Леклер отшвырнул окно с Галакипедией, оно врезалось в стену и рассыпалось на множество ярких пикселей.

– Давайте поищем другие источники, – предложила Мелани, активируя пульсопланшет. – Смотрите – статья из «Вестника ЗОЖ».

– Закрывай, – посоветовал я. – Ее написал Анхель Гомес. Там наверняка про потусторонние пузыри и лечение молекулами берберийской утки.

Мелани вздохнула и открыла следующую ссылку.

– Тогда заметка в журнале «Здоровье космонавта», – она пробежала текст глазами и воскликнула. – Хорошие новости, ребята! Вирус опасен только для тех, у кого нет нёбных миндалин. Кому-нибудь удаляли?

– Мне, – сказал Леклер.

– И мне, – поник Джон.

– И мне, и мне, и мне…

Из всего коллектива с миндалинами оказалась только Мелани. Ее родители не теряли надежд на музыкальную карьеру дочери и без необходимости старались не менять архитектуру глотки. Весьма дальновидно с их стороны! Мелани выживет, остальные – не факт.

– Хорошо, мы выяснили, что для нас он заразен, – сказал я. – Но почему вы думаете, что он смертелен? Вирусы бывают всякие. Сейчас почти все лечится. Наверняка есть какие-нибудь таблетки, и мы легко отделаемся.

Но грустный вид Мелани говорил об обратном.

– На сто случаев заражения – семьдесят с летальным исходом.

– Ничего себе! – воскликнул Джон. – Да лучше сразу в шлюз.

Среди учителей поднялась новая волна паники. Леклер, выставив руку вверх, как комиссар времен войны, с трудом призвал коллектив к молчанию.

– Во-первых, хватит кричать, вирус не испугается и не убежит. Во-вторых, обратите внимание – распространяется фекально-оральным путем.

Юкико покраснела, а Мариам со всей силы хлопнула Леклера по щеке.

– За что? – закричал он. – Руки мойте после туалета, и выживете. И вообще, тут ниже пишут, что летальный исход – только в случае бездействия. Если вовремя вколоть вакцину, есть неплохой шанс выкарабкаться. Поняли? Успокоились?

Учителя растерянно осматривали руки. Внезапно все сорвались с места и одним большим стадом рванули в сторону санационной машины. Будь та разумной, она бы здорово удивилась, увидев, как люди борются за право подойти к ней. Прежде она не пользовалась таким спросим. Остались стоять у стола только я, Мелани и Леклер.

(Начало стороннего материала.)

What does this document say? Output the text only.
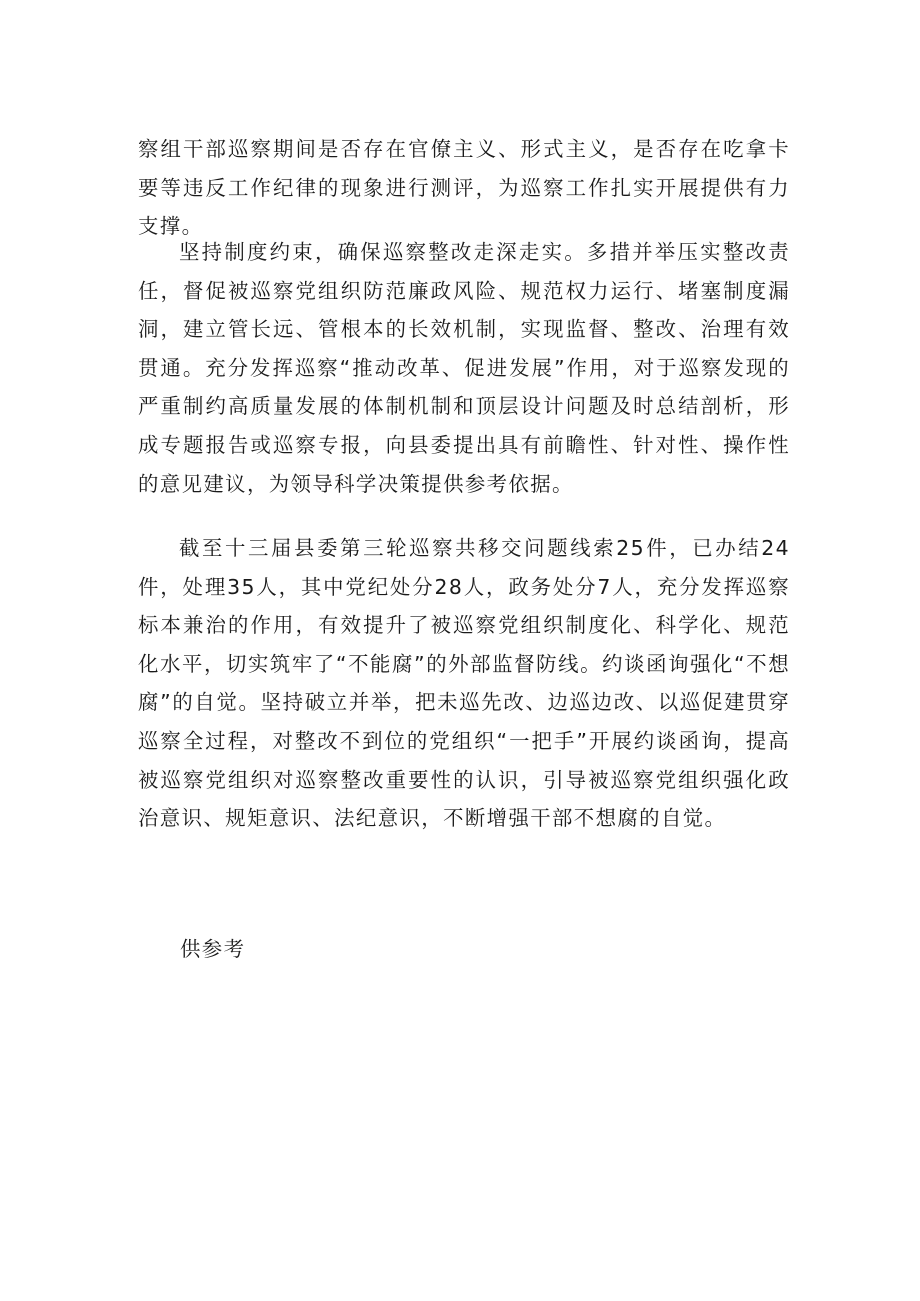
察组干部巡察期间是否存在官僚主义、形式主义，是否存在吃拿卡要等违反工作纪律的现象进行测评，为巡察工作扎实开展提供有力支撑。

坚持制度约束，确保巡察整改走深走实。多措并举压实整改责任，督促被巡察党组织防范廉政风险、规范权力运行、堵塞制度漏洞，建立管长远、管根本的长效机制，实现监督、整改、治理有效贯通。充分发挥巡察“推动改革、促进发展”作用，对于巡察发现的严重制约高质量发展的体制机制和顶层设计问题及时总结剖析，形成专题报告或巡察专报，向县委提出具有前瞻性、针对性、操作性的意见建议，为领导科学决策提供参考依据。

截至十三届县委第三轮巡察共移交问题线索25件，已办结24件，处理35人，其中党纪处分28人，政务处分7人，充分发挥巡察标本兼治的作用，有效提升了被巡察党组织制度化、科学化、规范化水平，切实筑牢了“不能腐”的外部监督防线。约谈函询强化“不想腐”的自觉。坚持破立并举，把未巡先改、边巡边改、以巡促建贯穿巡察全过程，对整改不到位的党组织“一把手”开展约谈函询，提高被巡察党组织对巡察整改重要性的认识，引导被巡察党组织强化政治意识、规矩意识、法纪意识，不断增强干部不想腐的自觉。

供参考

– Вы не боитесь заразиться? – спросил я у него.

– С некоторых пор для меня смерть – наименьшая из проблем, – пробурчал он. – И руки я мыл совсем недавно.

– А ты чего ждешь, Миша? – пихнула меня в сторону санационной машины Мелани. – Иди, встань в конец очереди.

– Мне и здесь неплохо, – сказал я. – Успею.

Тем временем из терминала опять принялись выпадать окна. Леклер подтащил их к себе и углубился в чтение.

– Новости с полей! – возвестил он, и копошение у санационной машины вмиг прекратилось. – Гомес перенаправил нам копию отчета о состоянии дел. Пока что заболевших четверо, среди них один гуманоид. Больные изолированы в боксах, проводится интенсивная терапия.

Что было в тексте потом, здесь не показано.